First, the CPA has long operated on the unspoken assumption that failure to satisfy any of the political demands of Iraq’s senior Shiite leaders will automatically result in them making Iraq ungovernable. To be sure, there’s no question that Iraq’s long-oppressed Shiite community is that nation’s political center of gravity; and that the tacit approval of the Coalition’s occupation by the most senior Shiite clerics has been one of the key factors underlying relative stability in most of Iraq. But this reality hardly precludes robust, behind-the-scenes, give-and-take with the clerical establishment on a whole range of issues. Iraq’s clerical leaders–whose authority ultimately derives from consent–happen to share the surrounding culture’s zeal for striking bargains; they’re not delicate creatures. What’s more, Ayatollah Sistani and his colleagues are by all accounts rational actors and Iraqi patriots: None stands to gain by making Iraq ungovernable and thereby vulnerable to hostile and predatory neighbors. How exactly would Iraq’s Shiites–already a despised minority throughout much of the Arab and Muslim worlds–benefit from domination by implacably hostile regimes or clerical establishments in Riyadh, Damascus, or Tehran?

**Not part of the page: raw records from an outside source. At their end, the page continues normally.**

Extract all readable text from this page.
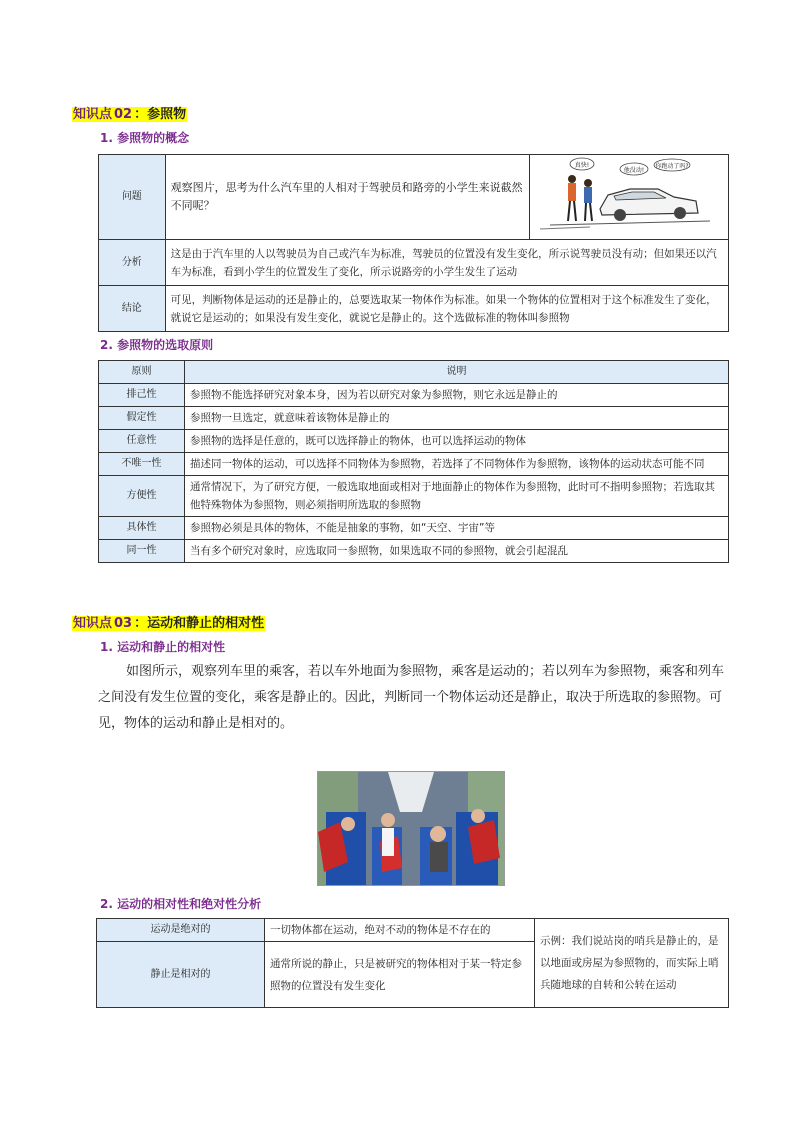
知识点 02 ：参照物
1. 参照物的概念
问题	观察图片，思考为什么汽车里的人相对于驾驶员和路旁的小学生来说截然不同呢？	真快!
他没动!
你跑动了吗?

分析	这是由于汽车里的人以驾驶员为自己或汽车为标准，驾驶员的位置没有发生变化，所示说驾驶员没有动；但如果还以汽车为标准，看到小学生的位置发生了变化，所示说路旁的小学生发生了运动	
结论	可见，判断物体是运动的还是静止的，总要选取某一物体作为标准。如果一个物体的位置相对于这个标准发生了变化，就说它是运动的；如果没有发生变化，就说它是静止的。这个选做标准的物体叫参照物	
2. 参照物的选取原则
原则	说明
排己性	参照物不能选择研究对象本身，因为若以研究对象为参照物，则它永远是静止的
假定性	参照物一旦选定，就意味着该物体是静止的
任意性	参照物的选择是任意的，既可以选择静止的物体，也可以选择运动的物体
不唯一性	描述同一物体的运动，可以选择不同物体为参照物，若选择了不同物体作为参照物，该物体的运动状态可能不同
方便性	通常情况下，为了研究方便，一般选取地面或相对于地面静止的物体作为参照物，此时可不指明参照物；若选取其他特殊物体为参照物，则必须指明所选取的参照物
具体性	参照物必须是具体的物体，不能是抽象的事物，如“天空、宇宙”等
同一性	当有多个研究对象时，应选取同一参照物，如果选取不同的参照物，就会引起混乱
知识点 03 ：运动和静止的相对性
1. 运动和静止的相对性
如图所示，观察列车里的乘客，若以车外地面为参照物，乘客是运动的；若以列车为参照物，乘客和列车之间没有发生位置的变化，乘客是静止的。因此，判断同一个物体运动还是静止，取决于所选取的参照物。可见，物体的运动和静止是相对的。
2. 运动的相对性和绝对性分析
运动是绝对的	一切物体都在运动，绝对不动的物体是不存在的	示例：我们说站岗的哨兵是静止的，是以地面或房屋为参照物的，而实际上哨兵随地球的自转和公转在运动
静止是相对的	通常所说的静止，只是被研究的物体相对于某一特定参照物的位置没有发生变化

One hopes that the career State Department officials from the Near East Bureau who dominate the CPA’s policy staff will be able to find a common language for the unfamiliar task of dealing directly with religious leaders with political clout. Bear in mind that these clerics understand their role as doing God’s work, not simply as political operators. What’s needed above all is the capacity to grasp–in other than purely instrumental terms–mixed religious and political concerns. My own experience with State–going back to early 1998 with the secretary of state’s Advisory Committee on Religious Freedom Abroad–offers little ground for optimism.

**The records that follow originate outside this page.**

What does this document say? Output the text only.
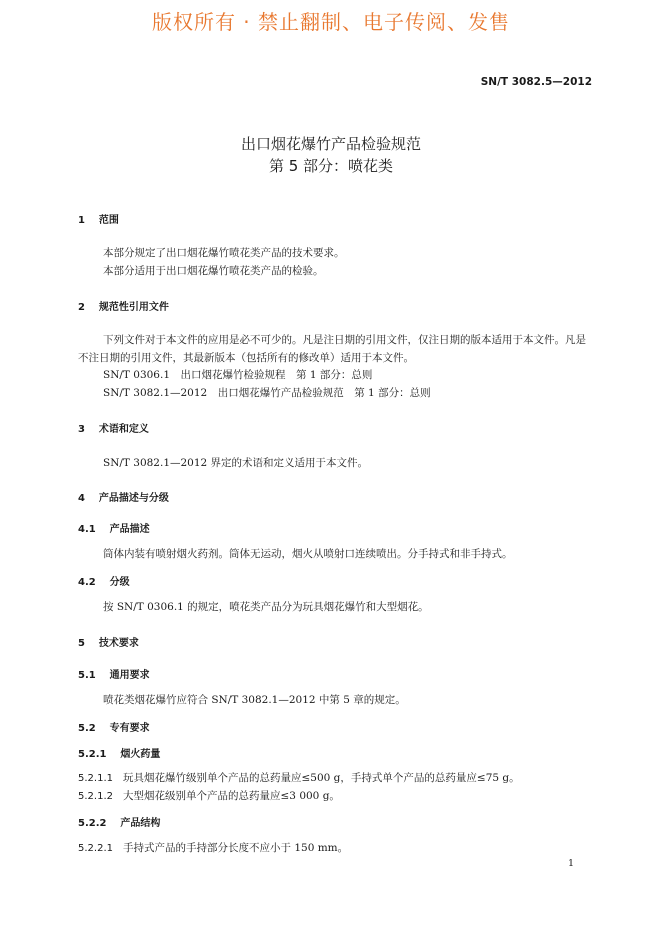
版权所有 · 禁止翻制、电子传阅、发售
SN/T 3082.5—2012
出口烟花爆竹产品检验规范
第 5 部分：喷花类
1 范围
本部分规定了出口烟花爆竹喷花类产品的技术要求。
本部分适用于出口烟花爆竹喷花类产品的检验。
2 规范性引用文件
下列文件对于本文件的应用是必不可少的。凡是注日期的引用文件，仅注日期的版本适用于本文件。凡是不注日期的引用文件，其最新版本（包括所有的修改单）适用于本文件。
SN/T 0306.1　出口烟花爆竹检验规程　第 1 部分：总则
SN/T 3082.1—2012　出口烟花爆竹产品检验规范　第 1 部分：总则
3 术语和定义
SN/T 3082.1—2012 界定的术语和定义适用于本文件。
4 产品描述与分级
4.1 产品描述
筒体内装有喷射烟火药剂。筒体无运动，烟火从喷射口连续喷出。分手持式和非手持式。
4.2 分级
按 SN/T 0306.1 的规定，喷花类产品分为玩具烟花爆竹和大型烟花。
5 技术要求
5.1 通用要求
喷花类烟花爆竹应符合 SN/T 3082.1—2012 中第 5 章的规定。
5.2 专有要求
5.2.1 烟火药量
5.2.1.1 玩具烟花爆竹级别单个产品的总药量应≤500 g，手持式单个产品的总药量应≤75 g。
5.2.1.2 大型烟花级别单个产品的总药量应≤3 000 g。
5.2.2 产品结构
5.2.2.1 手持式产品的手持部分长度不应小于 150 mm。
1
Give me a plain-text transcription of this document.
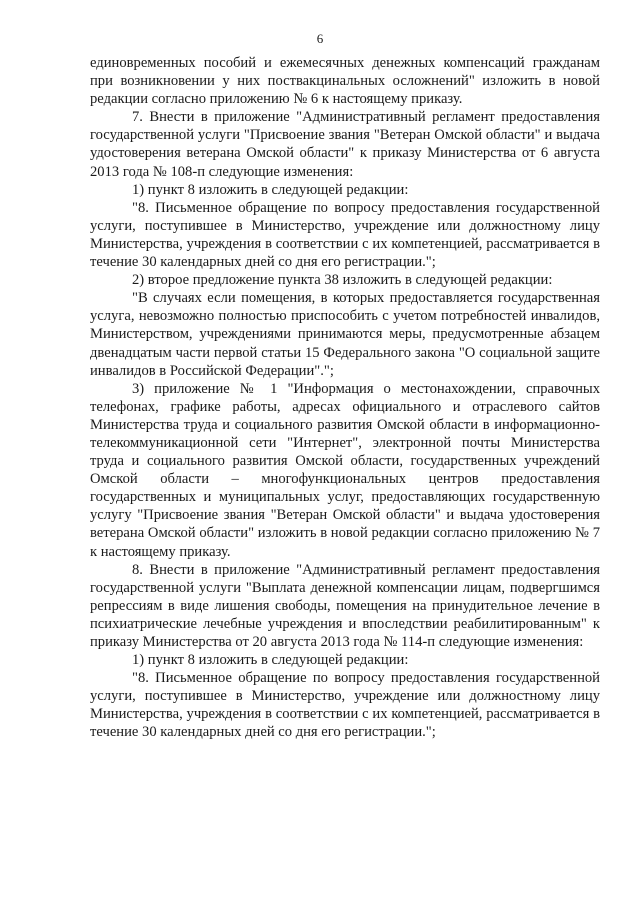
6

единовременных пособий и ежемесячных денежных компенсаций гражданам при возникновении у них поствакцинальных осложнений" изложить в новой редакции согласно приложению № 6 к настоящему приказу.

7. Внести в приложение "Административный регламент предоставления государственной услуги "Присвоение звания "Ветеран Омской области" и выдача удостоверения ветерана Омской области" к приказу Министерства от 6 августа 2013 года № 108-п следующие изменения:

1) пункт 8 изложить в следующей редакции:

"8. Письменное обращение по вопросу предоставления государственной услуги, поступившее в Министерство, учреждение или должностному лицу Министерства, учреждения в соответствии с их компетенцией, рассматривается в течение 30 календарных дней со дня его регистрации.";

2) второе предложение пункта 38 изложить в следующей редакции:

"В случаях если помещения, в которых предоставляется государственная услуга, невозможно полностью приспособить с учетом потребностей инвалидов, Министерством, учреждениями принимаются меры, предусмотренные абзацем двенадцатым части первой статьи 15 Федерального закона "О социальной защите инвалидов в Российской Федерации".";

3) приложение № 1 "Информация о местонахождении, справочных телефонах, графике работы, адресах официального и отраслевого сайтов Министерства труда и социального развития Омской области в информационно-телекоммуникационной сети "Интернет", электронной почты Министерства труда и социального развития Омской области, государственных учреждений Омской области – многофункциональных центров предоставления государственных и муниципальных услуг, предоставляющих государственную услугу "Присвоение звания "Ветеран Омской области" и выдача удостоверения ветерана Омской области" изложить в новой редакции согласно приложению № 7 к настоящему приказу.

8. Внести в приложение "Административный регламент предоставления государственной услуги "Выплата денежной компенсации лицам, подвергшимся репрессиям в виде лишения свободы, помещения на принудительное лечение в психиатрические лечебные учреждения и впоследствии реабилитированным" к приказу Министерства от 20 августа 2013 года № 114-п следующие изменения:

1) пункт 8 изложить в следующей редакции:

"8. Письменное обращение по вопросу предоставления государственной услуги, поступившее в Министерство, учреждение или должностному лицу Министерства, учреждения в соответствии с их компетенцией, рассматривается в течение 30 календарных дней со дня его регистрации.";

Second, the CPA can no longer afford to treat its friends and enemies more or less alike. That’s the lesson of the mounting insurgency being carried out in and around the Sunni heartlands north and west of Baghdad. To paraphrase President Bush, Iraq’s Sunni minority must be made to choose between standing with free Iraqis or with Baathist and foreign terrorists. For it must be made unmistakably clear to Sunni political, tribal and religious leaders that the wrong choice–or the failure to choose–will result in the imposition of exceedingly harsh measures, beginning with isolation and reduced access to scarce resources like electric power and reconstruction funds, mitigated only by appropriate moral and legal limits. That’s the approach advocated in recent days by two of the most astute foreign-policy observers, Jim Hoagland and Ralph Peters. In other words, the train is leaving the station; and Iraqi Sunnis need to decide whether they will be on it or under it.

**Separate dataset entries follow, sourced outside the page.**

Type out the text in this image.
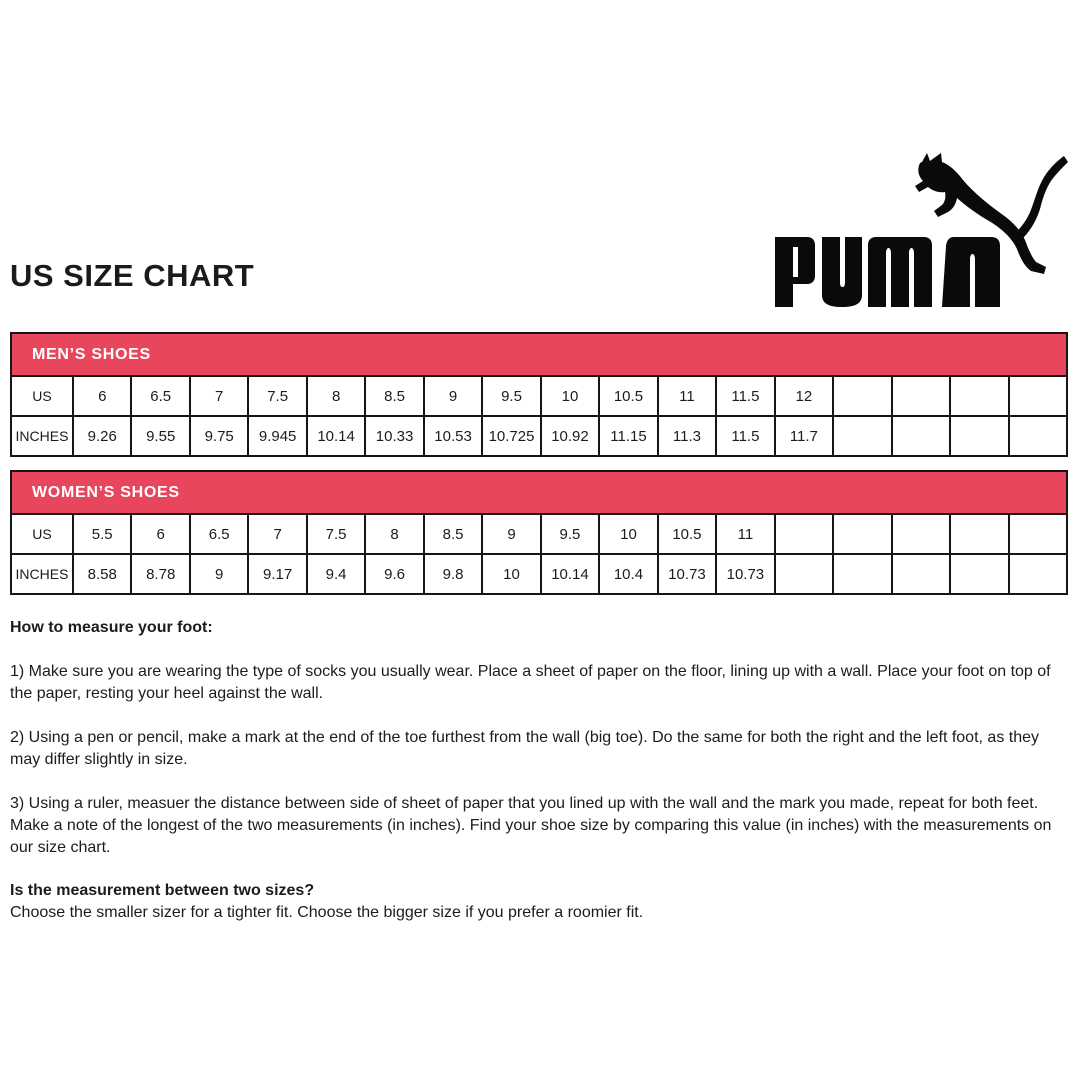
US SIZE CHART
MEN’S SHOES
US	6	6.5	7	7.5	8	8.5	9	9.5	10	10.5	11	11.5	12				
INCHES	9.26	9.55	9.75	9.945	10.14	10.33	10.53	10.725	10.92	11.15	11.3	11.5	11.7				
WOMEN’S SHOES
US	5.5	6	6.5	7	7.5	8	8.5	9	9.5	10	10.5	11					
INCHES	8.58	8.78	9	9.17	9.4	9.6	9.8	10	10.14	10.4	10.73	10.73					
How to measure your foot:

1) Make sure you are wearing the type of socks you usually wear. Place a sheet of paper on the floor, lining up with a wall. Place your foot on top of the paper, resting your heel against the wall.

2) Using a pen or pencil, make a mark at the end of the toe furthest from the wall (big toe). Do the same for both the right and the left foot, as they may differ slightly in size.

3) Using a ruler, measuer the distance between side of sheet of paper that you lined up with the wall and the mark you made, repeat for both feet. Make a note of the longest of the two measurements (in inches). Find your shoe size by comparing this value (in inches) with the measurements on our size chart.

Is the measurement between two sizes?

Choose the smaller sizer for a tighter fit. Choose the bigger size if you prefer a roomier fit.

Last week President Bush announced a potentially revolutionary reordering of U.S. grand strategy based on the expansion of freedom (“the calling of our time”) as the linchpin of U.S. national security in the post-9/11 world. The cornerstone of this strategy is “a free Iraq in the heart of the Middle East [that] will be a watershed event in the global democratic revolution.”
While the president praised five states in the region for small steps toward democratization, he was unable to cite any such progress in Iraq beyond the mere fact that “we’re working closely with Iraqi citizens as they prepare a constitution, as they move toward free elections and take increasing responsibility for their own affairs.” It is frankly embarrassing that the president cannot report any concrete political progress at the national level in the very place where the U.S. actually controls the political-development process and has committed some $20 billion in non-military investment alone for the coming year.
The next 30 days offer a rapidly closing window of opportunity for turning around a thoroughly unacceptable state of affairs.
–John F. Cullinan, an expert in human-rights and international law, formerly served as a senior foreign-policy adviser to the U.S. Catholic bishops.